2024-02-15 A Meditation on Respectability
“2 Now concerning the coming of our Lord Jesus Christ and our being gathered together to him, we ask you, brothers, 2 not to be quickly shaken in mind or alarmed, either by a spirit or a spoken word, or a letter seeming to be from us, to the effect that the day of the Lord has come. 3 Let no one deceive you in any way. For that day will not come, unless the rebellion comes first, and the man of lawlessness is revealed, the son of destruction, 4 who opposes and exalts himself against every so-called god or object of worship, so that he takes his seat in the temple of God, proclaiming himself to be God.” (2 Thess 2:1-4 ESV)
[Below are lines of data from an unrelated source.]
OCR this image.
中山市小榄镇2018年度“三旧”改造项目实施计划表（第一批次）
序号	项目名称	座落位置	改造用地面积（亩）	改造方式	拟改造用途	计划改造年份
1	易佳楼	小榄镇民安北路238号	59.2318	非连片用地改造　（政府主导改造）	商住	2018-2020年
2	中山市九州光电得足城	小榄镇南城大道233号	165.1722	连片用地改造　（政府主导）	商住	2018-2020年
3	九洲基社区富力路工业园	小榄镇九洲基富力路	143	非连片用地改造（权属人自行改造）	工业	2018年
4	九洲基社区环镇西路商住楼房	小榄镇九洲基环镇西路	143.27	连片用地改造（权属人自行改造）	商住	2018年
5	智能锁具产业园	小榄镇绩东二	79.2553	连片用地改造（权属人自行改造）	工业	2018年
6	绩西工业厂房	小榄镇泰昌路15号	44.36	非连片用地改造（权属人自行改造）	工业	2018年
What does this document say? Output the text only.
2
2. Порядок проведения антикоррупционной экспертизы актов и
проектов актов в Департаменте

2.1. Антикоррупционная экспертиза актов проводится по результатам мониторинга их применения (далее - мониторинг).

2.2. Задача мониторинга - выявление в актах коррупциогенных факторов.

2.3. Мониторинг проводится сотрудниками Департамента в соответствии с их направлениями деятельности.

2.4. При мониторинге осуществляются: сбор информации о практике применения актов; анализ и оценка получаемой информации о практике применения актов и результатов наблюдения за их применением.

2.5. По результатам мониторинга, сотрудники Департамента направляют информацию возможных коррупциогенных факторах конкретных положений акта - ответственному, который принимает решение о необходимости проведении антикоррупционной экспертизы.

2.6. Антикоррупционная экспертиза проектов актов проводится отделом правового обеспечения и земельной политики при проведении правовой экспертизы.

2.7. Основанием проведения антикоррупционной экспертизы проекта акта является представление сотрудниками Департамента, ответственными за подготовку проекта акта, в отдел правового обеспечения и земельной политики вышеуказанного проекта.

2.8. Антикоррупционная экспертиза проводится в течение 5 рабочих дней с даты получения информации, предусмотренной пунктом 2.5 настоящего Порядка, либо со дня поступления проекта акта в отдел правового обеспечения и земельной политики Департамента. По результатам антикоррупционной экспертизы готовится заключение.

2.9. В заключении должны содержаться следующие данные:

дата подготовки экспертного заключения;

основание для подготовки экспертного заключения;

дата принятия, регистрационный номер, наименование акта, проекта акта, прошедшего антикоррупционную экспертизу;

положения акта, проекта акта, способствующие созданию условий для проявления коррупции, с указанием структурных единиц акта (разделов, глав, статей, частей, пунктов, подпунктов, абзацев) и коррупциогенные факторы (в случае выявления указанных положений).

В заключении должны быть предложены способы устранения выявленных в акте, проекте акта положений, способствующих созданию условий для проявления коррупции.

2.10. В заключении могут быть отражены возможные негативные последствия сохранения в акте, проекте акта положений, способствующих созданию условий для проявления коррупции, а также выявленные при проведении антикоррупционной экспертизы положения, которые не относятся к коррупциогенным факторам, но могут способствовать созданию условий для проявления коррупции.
With lofty titles like “discipleship” the Christian tries to make sense of life and of a Call rather other-worldly. The Call is scarcely mentioned before the rafters come crashing down, scarcely emoted or quietly and reverently paused over, before jokesters and lost souls have a go at denying it all. Denying the gentle soul remembered. Denying the purpose or mission calmly, hopefully, urgently imparted. In a dying soul’s working and labored-over hours of investing in each of us. In that dying soul’s certainty and habitual nature, of Love, of Valuation, of a thankless or rather other-worldly place of investment. We invest, but our plight in life calls for forgiving ourselves and mocks anything casually undertaken.
We take things on with mettle, with firm resolve, with determination, with the cool steel of living in the twilight of this world and the oncoming new form, new gestalt, new Arrival. We have arrived, and await the world catching up; we have been humbled, and learn to say “no matter”; we are no longer mocked but rather jumble doubts with the resolve, to be healed and to be bettered, patient in prayer and hopeful in endeavor.
Lofty titles suppose a right-to-live, to coexist in this world and rub shoulders with other callings and tracks. Yet the Christian is both mocked and assured that her or his call is indeed about each other’s business; it is our Call to believe our faith has a meaning for all comers, has a relevance to all situations, has a wide-eyed awakening for its chosen vessels—we, the people—to be enthusiastic and patient and motivated. All things are indeed brought to a heavenly Table, a banquet and a sense of no-time-to-delay as horizons beckon and give hope, as we unburden ourselves but rather, as we take on those greater burdens yet easy burdens, of the urgent word or patient prayer. We pray as to heal and to cease to let ourselves be mocked by half-way seriousness or anything severe. Our severity is unto a gentler scope, a softer climate, where much obstruction occurs. Yet we walk on water. Yet we own up to the Call to be about the business of meeker stands but bolder calms.